Friday, December 03, 2004

Academic freedom a two-sided coin

Jeff Jacoby: "Academic freedom is not only meant to protect professors; it is also supposed to ensure students' right to learn without being molested. When instructors use their classrooms to indoctrinate and propagandize, they cheat those students and betray the academic mission they are entrusted with. That should be intolerable to honest men and women of every stripe -- liberals and conservatives alike.

'If this were a survey of students reporting widespread sexual harassment,' says ACTA's president, Anne Neal, 'there would be an uproar.' That is because universities take sexual harassment seriously.
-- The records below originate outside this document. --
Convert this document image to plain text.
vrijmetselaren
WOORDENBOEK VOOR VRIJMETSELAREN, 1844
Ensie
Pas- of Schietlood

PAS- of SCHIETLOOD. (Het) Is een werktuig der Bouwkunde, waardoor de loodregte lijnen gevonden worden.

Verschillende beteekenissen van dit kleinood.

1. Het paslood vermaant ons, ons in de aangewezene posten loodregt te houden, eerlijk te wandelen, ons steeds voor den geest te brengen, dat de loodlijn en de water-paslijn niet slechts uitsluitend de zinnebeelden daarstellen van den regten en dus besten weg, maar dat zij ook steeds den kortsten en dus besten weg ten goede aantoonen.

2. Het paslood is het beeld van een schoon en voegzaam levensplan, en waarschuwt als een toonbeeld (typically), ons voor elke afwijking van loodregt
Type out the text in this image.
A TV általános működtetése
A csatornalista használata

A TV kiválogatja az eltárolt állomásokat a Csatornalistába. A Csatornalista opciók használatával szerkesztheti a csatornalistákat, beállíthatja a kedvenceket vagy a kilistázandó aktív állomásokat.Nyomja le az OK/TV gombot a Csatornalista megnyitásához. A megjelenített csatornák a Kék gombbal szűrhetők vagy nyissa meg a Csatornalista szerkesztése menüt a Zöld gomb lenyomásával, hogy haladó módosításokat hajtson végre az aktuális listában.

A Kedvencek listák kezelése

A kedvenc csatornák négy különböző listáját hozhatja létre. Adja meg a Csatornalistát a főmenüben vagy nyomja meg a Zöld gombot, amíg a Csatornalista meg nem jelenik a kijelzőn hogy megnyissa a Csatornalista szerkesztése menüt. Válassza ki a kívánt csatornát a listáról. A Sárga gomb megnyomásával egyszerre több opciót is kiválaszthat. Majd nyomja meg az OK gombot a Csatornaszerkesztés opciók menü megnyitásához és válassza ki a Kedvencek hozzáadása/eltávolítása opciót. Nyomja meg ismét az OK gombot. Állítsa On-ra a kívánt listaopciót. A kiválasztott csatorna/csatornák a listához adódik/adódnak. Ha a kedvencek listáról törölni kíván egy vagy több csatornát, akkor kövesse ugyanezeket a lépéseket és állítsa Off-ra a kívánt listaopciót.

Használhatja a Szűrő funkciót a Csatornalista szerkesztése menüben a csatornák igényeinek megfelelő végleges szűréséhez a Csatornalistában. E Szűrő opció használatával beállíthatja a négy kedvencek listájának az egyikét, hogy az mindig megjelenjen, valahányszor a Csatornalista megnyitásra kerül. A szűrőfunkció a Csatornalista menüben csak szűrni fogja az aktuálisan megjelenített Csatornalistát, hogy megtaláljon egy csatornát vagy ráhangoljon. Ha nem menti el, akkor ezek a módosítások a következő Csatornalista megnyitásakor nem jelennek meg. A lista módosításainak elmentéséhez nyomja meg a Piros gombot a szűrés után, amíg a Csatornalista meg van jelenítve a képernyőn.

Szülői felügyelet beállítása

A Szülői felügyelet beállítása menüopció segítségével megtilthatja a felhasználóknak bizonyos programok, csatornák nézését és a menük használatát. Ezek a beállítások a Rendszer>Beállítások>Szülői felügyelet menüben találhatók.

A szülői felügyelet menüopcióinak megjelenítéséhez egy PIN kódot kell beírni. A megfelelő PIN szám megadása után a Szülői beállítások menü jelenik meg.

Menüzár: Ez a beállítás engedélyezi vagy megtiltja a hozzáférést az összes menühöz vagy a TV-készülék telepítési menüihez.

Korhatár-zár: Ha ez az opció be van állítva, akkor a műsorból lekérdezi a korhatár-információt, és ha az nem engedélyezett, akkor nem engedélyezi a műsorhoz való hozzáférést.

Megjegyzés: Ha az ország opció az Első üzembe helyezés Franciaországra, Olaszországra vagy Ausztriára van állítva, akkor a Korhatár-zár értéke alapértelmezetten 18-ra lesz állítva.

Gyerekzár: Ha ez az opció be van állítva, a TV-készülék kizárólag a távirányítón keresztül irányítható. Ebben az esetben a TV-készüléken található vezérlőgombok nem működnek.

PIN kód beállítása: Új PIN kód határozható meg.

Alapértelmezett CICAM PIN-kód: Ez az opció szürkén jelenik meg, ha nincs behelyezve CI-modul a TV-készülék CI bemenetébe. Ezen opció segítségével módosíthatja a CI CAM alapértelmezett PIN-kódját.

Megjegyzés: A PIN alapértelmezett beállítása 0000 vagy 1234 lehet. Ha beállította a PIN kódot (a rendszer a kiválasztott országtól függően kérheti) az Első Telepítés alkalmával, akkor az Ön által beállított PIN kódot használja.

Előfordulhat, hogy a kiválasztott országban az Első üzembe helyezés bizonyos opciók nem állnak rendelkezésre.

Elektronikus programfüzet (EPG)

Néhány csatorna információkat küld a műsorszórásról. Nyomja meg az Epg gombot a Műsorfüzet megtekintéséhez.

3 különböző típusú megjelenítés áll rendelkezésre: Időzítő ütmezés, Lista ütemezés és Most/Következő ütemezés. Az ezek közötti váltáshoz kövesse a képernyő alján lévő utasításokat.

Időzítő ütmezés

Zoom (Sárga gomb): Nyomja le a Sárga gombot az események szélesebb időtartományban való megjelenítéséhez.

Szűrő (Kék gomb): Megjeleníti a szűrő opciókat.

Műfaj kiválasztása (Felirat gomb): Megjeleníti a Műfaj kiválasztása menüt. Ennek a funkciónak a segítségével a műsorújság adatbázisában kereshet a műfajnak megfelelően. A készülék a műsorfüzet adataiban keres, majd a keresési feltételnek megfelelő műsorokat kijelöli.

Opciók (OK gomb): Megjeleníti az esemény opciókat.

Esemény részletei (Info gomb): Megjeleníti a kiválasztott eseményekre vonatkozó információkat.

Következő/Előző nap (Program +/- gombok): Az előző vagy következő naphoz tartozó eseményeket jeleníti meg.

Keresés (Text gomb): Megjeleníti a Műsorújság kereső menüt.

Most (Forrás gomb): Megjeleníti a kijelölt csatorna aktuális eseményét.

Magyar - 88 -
Intellectual harassment, on the other hand -- like the one-party conformity it flows from -- they ignore."


There is also the issue, when the university is a publicly-funded one, of forced taxpayer support of specific ideology, and often fringe ideology at that. The tenure system , ostensibly a safegard of academic freedom, has become its enemy through lack of accountability of academics to those who pay them.

Jacoby makes the excellent point that academic freedom ought to apply to students also, in the form of true freedom of enquiry (i.e. exposure to more than one viewpoint) and lack of harrassment and intimidation.

I can't say I personally encountered anything at Idaho State as bad as the cases detailed in this video, but I did encounter a few professors who wasted classroom time with irrelevant and illogical diatribes against Christianity, and in such a manner that did not permit rebuttals. In all three cases, tenure protected professors who would likely not be there under a merit- or competence-based system.